In 2008 haalde de veroordeling van Ang Kiem Soei opnieuw de Nederlandse media, nadat nog een Nederlander, Dick Nicolaas, ter dood was veroordeeld in Indonesië. De advocaat van Ang Kiem Soei en Dick Nicolaas schreef een brief naar ministers Ernst Hirsch Ballin en Maxime Verhagen, waarin hij het kabinet opriep om actief te lobbyen om de rechtszaken ter herzien.[9]

Een geplande voltrekking van het vonnis werd tot tweemaal toe uitgesteld.[10] Soei kreeg op 15 januari 2015 te horen dat zijn gratieverzoek definitief was afgewezen en dat de executie aanstaande was.[11] Volgens de wet in Indonesië moet een voltrekking van een doodvonnis drie dagen van tevoren aan de veroordeelde worden meegedeeld. Laatste pogingen van de Nederlandse overheid om de executie opnieuw af te gelasten, mochten niet baten. Zelfs een interventie van premier Mark Rutte en koning Willem Alexander had geen effect.[10]
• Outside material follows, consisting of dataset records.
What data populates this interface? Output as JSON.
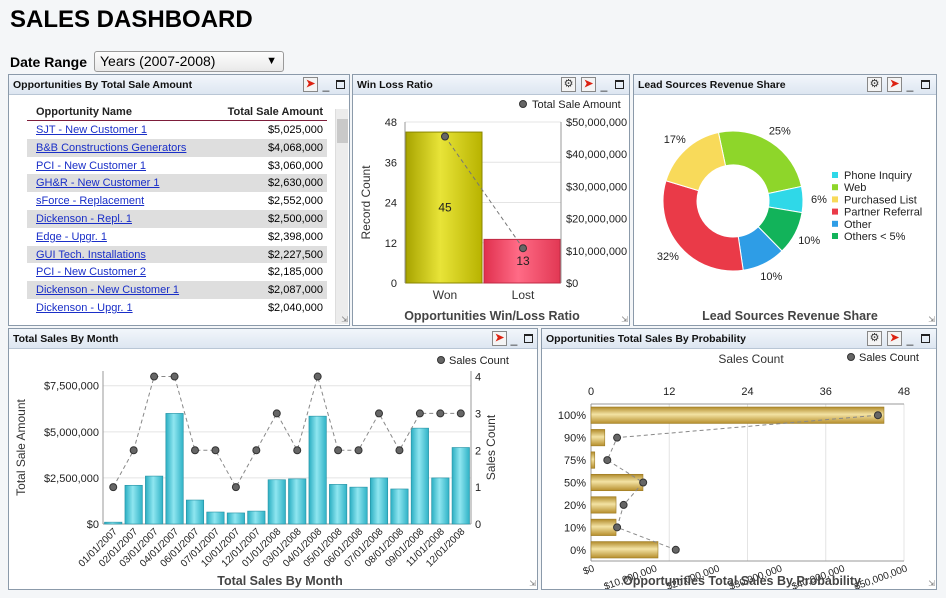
{
  "page": {
    "title": "SALES DASHBOARD",
    "date_range_label": "Date Range",
    "date_range_value": "Years (2007-2008)"
  },
  "panels": {
    "opps": {
      "title": "Opportunities By Total Sale Amount"
    },
    "winloss": {
      "title": "Win Loss Ratio"
    },
    "leads": {
      "title": "Lead Sources Revenue Share"
    },
    "monthly": {
      "title": "Total Sales By Month"
    },
    "prob": {
      "title": "Opportunities Total Sales By Probability"
    }
  },
  "opportunities_table": {
    "columns": [
      "Opportunity Name",
      "Total Sale Amount"
    ],
    "rows": [
      {
        "name": "SJT - New Customer 1",
        "amount": "$5,025,000"
      },
      {
        "name": "B&B Constructions Generators",
        "amount": "$4,068,000"
      },
      {
        "name": "PCI - New Customer 1",
        "amount": "$3,060,000"
      },
      {
        "name": "GH&R - New Customer 1",
        "amount": "$2,630,000"
      },
      {
        "name": "sForce - Replacement",
        "amount": "$2,552,000"
      },
      {
        "name": "Dickenson - Repl. 1",
        "amount": "$2,500,000"
      },
      {
        "name": "Edge - Upgr. 1",
        "amount": "$2,398,000"
      },
      {
        "name": "GUI Tech. Installations",
        "amount": "$2,227,500"
      },
      {
        "name": "PCI - New Customer 2",
        "amount": "$2,185,000"
      },
      {
        "name": "Dickenson - New Customer 1",
        "amount": "$2,087,000"
      },
      {
        "name": "Dickenson - Upgr. 1",
        "amount": "$2,040,000"
      }
    ]
  },
  "chart_data": [
    {
      "type": "bar",
      "title": "Opportunities Win/Loss Ratio",
      "categories": [
        "Won",
        "Lost"
      ],
      "ylabel": "Record Count",
      "ylim": [
        0,
        48
      ],
      "yticks": [
        "0",
        "12",
        "24",
        "36",
        "48"
      ],
      "y2ticks": [
        "$0",
        "$10,000,000",
        "$20,000,000",
        "$30,000,000",
        "$40,000,000",
        "$50,000,000"
      ],
      "y2lim": [
        0,
        50000000
      ],
      "series": [
        {
          "name": "Record Count",
          "values": [
            45,
            13
          ],
          "labels": [
            "45",
            "13"
          ],
          "colors": [
            "#c8c410",
            "#f04868"
          ]
        },
        {
          "name": "Total Sale Amount",
          "values": [
            45500000,
            10800000
          ],
          "kind": "line-dashed"
        }
      ],
      "legend": "top-right"
    },
    {
      "type": "pie",
      "title": "Lead Sources Revenue Share",
      "categories": [
        "Phone Inquiry",
        "Web",
        "Purchased List",
        "Partner Referral",
        "Other",
        "Others < 5%"
      ],
      "values": [
        6,
        25,
        17,
        32,
        10,
        10
      ],
      "labels": [
        "6%",
        "25%",
        "17%",
        "32%",
        "10%",
        "10%"
      ],
      "colors": [
        "#2fd8e8",
        "#8ed62a",
        "#f8da5a",
        "#ea3a48",
        "#2e9de6",
        "#12b35a"
      ],
      "legend": "right"
    },
    {
      "type": "bar",
      "title": "Total Sales By Month",
      "categories": [
        "01/01/2007",
        "02/01/2007",
        "03/01/2007",
        "04/01/2007",
        "06/01/2007",
        "07/01/2007",
        "10/01/2007",
        "12/01/2007",
        "01/01/2008",
        "03/01/2008",
        "04/01/2008",
        "05/01/2008",
        "06/01/2008",
        "07/01/2008",
        "08/01/2008",
        "09/01/2008",
        "11/01/2008",
        "12/01/2008"
      ],
      "ylabel": "Total Sale Amount",
      "ylim": [
        0,
        8300000
      ],
      "yticks": [
        "$0",
        "$2,500,000",
        "$5,000,000",
        "$7,500,000"
      ],
      "y2label": "Sales Count",
      "y2ticks": [
        "0",
        "1",
        "2",
        "3",
        "4"
      ],
      "y2lim": [
        0,
        4.15
      ],
      "series": [
        {
          "name": "Total Sale Amount",
          "values": [
            100000,
            2100000,
            2600000,
            6000000,
            1300000,
            650000,
            600000,
            700000,
            2400000,
            2450000,
            5850000,
            2150000,
            2000000,
            2500000,
            1900000,
            5200000,
            2500000,
            4150000
          ]
        },
        {
          "name": "Sales Count",
          "values": [
            1,
            2,
            4,
            4,
            2,
            2,
            1,
            2,
            3,
            2,
            4,
            2,
            2,
            3,
            2,
            3,
            3,
            3
          ],
          "kind": "line-dashed"
        }
      ],
      "legend": "top-right"
    },
    {
      "type": "bar",
      "orientation": "horizontal",
      "title": "Opportunities Total Sales By Probability",
      "categories": [
        "100%",
        "90%",
        "75%",
        "50%",
        "20%",
        "10%",
        "0%"
      ],
      "xlim": [
        0,
        50000000
      ],
      "xticks": [
        "$0",
        "$10,000,000",
        "$20,000,000",
        "$30,000,000",
        "$40,000,000",
        "$50,000,000"
      ],
      "x2label": "Sales Count",
      "x2ticks": [
        "0",
        "12",
        "24",
        "36",
        "48"
      ],
      "x2lim": [
        0,
        48
      ],
      "series": [
        {
          "name": "Total Sale Amount",
          "values": [
            46800000,
            2200000,
            600000,
            8300000,
            4000000,
            4000000,
            10700000
          ]
        },
        {
          "name": "Sales Count",
          "values": [
            44,
            4,
            2.5,
            8,
            5,
            4,
            13
          ],
          "kind": "line-dashed"
        }
      ],
      "legend": "top-right"
    }
  ],
  "colors": {
    "bar_cyan": "#3fc4d6",
    "bar_gold": "#c9a640",
    "header_bg": "#dde6f1",
    "link": "#1a2fc8"
  }
}
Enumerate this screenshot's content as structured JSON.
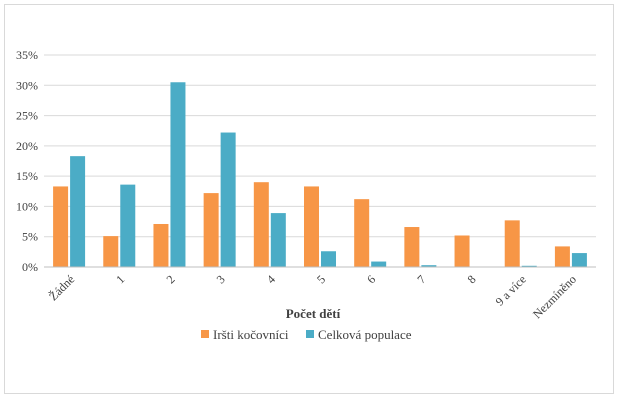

Op 18 januari rond 0:30 lokale tijd (17 januari 18:30 uur Nederlandse tijd) werd Soei samen met vijf andere veroordeelden geëxecuteerd door een vuurpeloton.[12] Eerder die dag had Soei afscheid genomen van zijn Nederlandse advocaat Bart Stapert. Het lichaam van Ang Kiem Soei werd direct na de voltrekking van het doodvonnis gecremeerd, zonder dat de familie het lichaam mocht zien of ritueel wassen.

Als reactie op de voltrekking van het doodvonnis riep de Nederlandse overheid de ambassadeur van Nederland in Indonesië tijdelijk terug voor overleg. Ook werd de Indonesische ambassadeur in Den Haag door minister van Buitenlandse Zaken Koenders op het matje geroepen.